What it does do, however, is require proper consultation and engagement from government. And as Fraser noted, some of the more successful mine developers in B.C. have already figured out that the key to success in B.C. is consulting early and earnestly with First Nations.

“In some cases, industry is well ahead of us,” Fraser said. “Involving First Nations from the beginning in a project, it’s not just the role of industry; it’s also the role of government.

“The idea that we can just say we consulted and we ticked that box, while in some estimation that might be some bare legal requirement, that’s not the route to success.”

Well before the UNDRIP was adopted in B.C., Teck Resources (TSX:TECK.B) was moving in a direction consistent with the declaration’s underlying principles. In 2015, it formalized its Indigenous Peoples policy and has been working with Reconciliation Canada on a company reconciliation action plan.

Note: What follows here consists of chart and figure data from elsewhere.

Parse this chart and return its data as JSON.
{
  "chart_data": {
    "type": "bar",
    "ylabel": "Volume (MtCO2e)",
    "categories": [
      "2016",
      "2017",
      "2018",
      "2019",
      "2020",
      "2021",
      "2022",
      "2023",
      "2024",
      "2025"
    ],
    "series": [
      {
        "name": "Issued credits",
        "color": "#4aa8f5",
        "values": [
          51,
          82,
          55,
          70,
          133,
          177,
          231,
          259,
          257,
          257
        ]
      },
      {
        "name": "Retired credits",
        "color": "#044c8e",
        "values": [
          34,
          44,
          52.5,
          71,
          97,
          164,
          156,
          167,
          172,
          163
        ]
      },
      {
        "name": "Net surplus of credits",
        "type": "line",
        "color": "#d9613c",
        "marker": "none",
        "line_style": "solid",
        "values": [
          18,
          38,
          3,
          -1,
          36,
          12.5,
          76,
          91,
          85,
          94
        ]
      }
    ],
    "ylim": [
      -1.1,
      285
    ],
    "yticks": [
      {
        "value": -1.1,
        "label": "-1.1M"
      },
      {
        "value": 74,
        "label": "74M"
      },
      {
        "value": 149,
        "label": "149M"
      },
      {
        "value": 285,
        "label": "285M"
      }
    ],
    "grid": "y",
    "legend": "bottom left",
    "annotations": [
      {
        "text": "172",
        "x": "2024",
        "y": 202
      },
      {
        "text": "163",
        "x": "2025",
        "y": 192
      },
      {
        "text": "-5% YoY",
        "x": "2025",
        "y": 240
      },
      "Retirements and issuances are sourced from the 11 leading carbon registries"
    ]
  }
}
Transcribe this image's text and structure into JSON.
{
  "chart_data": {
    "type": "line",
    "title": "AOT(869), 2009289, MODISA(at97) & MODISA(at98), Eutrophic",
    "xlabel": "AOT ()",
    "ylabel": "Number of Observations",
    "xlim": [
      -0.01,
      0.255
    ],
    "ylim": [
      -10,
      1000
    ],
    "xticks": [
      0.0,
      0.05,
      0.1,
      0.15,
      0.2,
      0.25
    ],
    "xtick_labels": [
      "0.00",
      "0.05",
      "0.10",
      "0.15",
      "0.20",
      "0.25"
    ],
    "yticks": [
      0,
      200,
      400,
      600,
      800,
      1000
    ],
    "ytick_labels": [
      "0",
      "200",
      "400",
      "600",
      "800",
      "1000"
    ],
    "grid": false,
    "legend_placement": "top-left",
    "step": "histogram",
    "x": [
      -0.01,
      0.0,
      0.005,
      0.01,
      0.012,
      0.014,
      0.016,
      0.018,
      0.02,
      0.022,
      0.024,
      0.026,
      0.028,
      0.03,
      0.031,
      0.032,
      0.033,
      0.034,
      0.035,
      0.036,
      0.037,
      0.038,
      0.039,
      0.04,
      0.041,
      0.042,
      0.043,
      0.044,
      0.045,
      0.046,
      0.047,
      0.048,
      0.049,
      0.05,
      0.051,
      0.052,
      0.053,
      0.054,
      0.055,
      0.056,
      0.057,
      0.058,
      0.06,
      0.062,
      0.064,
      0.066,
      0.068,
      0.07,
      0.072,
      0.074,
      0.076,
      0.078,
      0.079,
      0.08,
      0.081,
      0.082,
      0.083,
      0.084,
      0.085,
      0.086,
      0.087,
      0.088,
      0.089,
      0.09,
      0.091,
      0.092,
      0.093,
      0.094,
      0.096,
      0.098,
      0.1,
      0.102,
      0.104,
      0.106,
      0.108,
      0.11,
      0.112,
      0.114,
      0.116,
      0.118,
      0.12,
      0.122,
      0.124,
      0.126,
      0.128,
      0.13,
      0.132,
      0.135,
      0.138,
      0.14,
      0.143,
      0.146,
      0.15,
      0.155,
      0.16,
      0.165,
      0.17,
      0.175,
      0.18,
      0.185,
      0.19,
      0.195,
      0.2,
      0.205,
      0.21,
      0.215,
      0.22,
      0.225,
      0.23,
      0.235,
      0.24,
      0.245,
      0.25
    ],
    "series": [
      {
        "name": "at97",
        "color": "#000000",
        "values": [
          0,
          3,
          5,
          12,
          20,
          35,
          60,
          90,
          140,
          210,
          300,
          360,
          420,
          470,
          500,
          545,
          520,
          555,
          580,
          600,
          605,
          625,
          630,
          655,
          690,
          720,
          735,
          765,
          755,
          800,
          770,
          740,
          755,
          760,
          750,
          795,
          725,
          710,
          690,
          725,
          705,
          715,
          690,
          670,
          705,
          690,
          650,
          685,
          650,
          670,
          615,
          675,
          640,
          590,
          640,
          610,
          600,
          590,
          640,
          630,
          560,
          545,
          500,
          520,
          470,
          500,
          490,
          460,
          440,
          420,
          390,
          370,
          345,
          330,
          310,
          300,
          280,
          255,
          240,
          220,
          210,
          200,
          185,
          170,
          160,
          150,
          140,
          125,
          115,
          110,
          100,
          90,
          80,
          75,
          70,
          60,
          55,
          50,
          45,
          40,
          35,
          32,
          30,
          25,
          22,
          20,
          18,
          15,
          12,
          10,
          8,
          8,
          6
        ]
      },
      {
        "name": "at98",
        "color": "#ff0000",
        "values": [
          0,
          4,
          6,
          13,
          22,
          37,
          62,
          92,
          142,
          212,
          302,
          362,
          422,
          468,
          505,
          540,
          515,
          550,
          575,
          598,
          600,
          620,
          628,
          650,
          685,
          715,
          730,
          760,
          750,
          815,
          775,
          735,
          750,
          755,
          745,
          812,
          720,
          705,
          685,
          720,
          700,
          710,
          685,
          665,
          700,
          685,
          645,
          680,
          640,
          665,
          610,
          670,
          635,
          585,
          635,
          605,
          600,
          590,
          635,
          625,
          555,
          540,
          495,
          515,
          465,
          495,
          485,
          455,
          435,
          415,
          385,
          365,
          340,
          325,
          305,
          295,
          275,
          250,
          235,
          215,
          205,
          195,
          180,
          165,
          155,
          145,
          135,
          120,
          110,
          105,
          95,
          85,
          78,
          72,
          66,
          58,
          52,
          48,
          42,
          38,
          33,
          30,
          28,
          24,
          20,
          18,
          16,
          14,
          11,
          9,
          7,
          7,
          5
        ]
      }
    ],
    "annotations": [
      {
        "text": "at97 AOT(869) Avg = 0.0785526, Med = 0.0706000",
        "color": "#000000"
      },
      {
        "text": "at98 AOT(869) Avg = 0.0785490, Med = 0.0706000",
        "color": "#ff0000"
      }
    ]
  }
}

As some companies have learned, consulting and partnering with First Nations isn’t just a way to get social licence – it can also provide real solutions to labour challenges.

Rick Rule, president of Sprott U.S. Holdings Inc., is an American resource investor who is very familiar with B.C. and its companies. He said First Nations like the Tahltan have worked with resource companies to develop their own professional capacity and a skilled workforce.

“First Nations didn’t have the ability to tell if the representatives of the industry that they were talking to were telling the truth,” Rule said. “Now, when you go and talk to the Tahltan, there are Tahltan accountants, there are Tahltan lawyers, there are Tahltan geologists.”

Rule pointed to Pretium Resources Inc. (TSX:PVG) as an example of a company that is addressing labour issues by developing a workforce that includes many First Nations workers and contractors.

“We’re going to face a critical employment and skill shortage in B.C.,” Rule said. “Bob Quartermain, with Pretium, has proven that, with concerted effort, a native labour force – even one that hasn’t been induced to formal employment in the past – becomes a superior labour force over time, because they’re not fly-in, fly-out.

“The relationship between the mining industry and the First Nations will continue to be problematic for three or four years, while we get to know each other as equals. But the truth is, being regulated locally, rather than being regulated provincially or regulated federally, is the best possible circumstance.”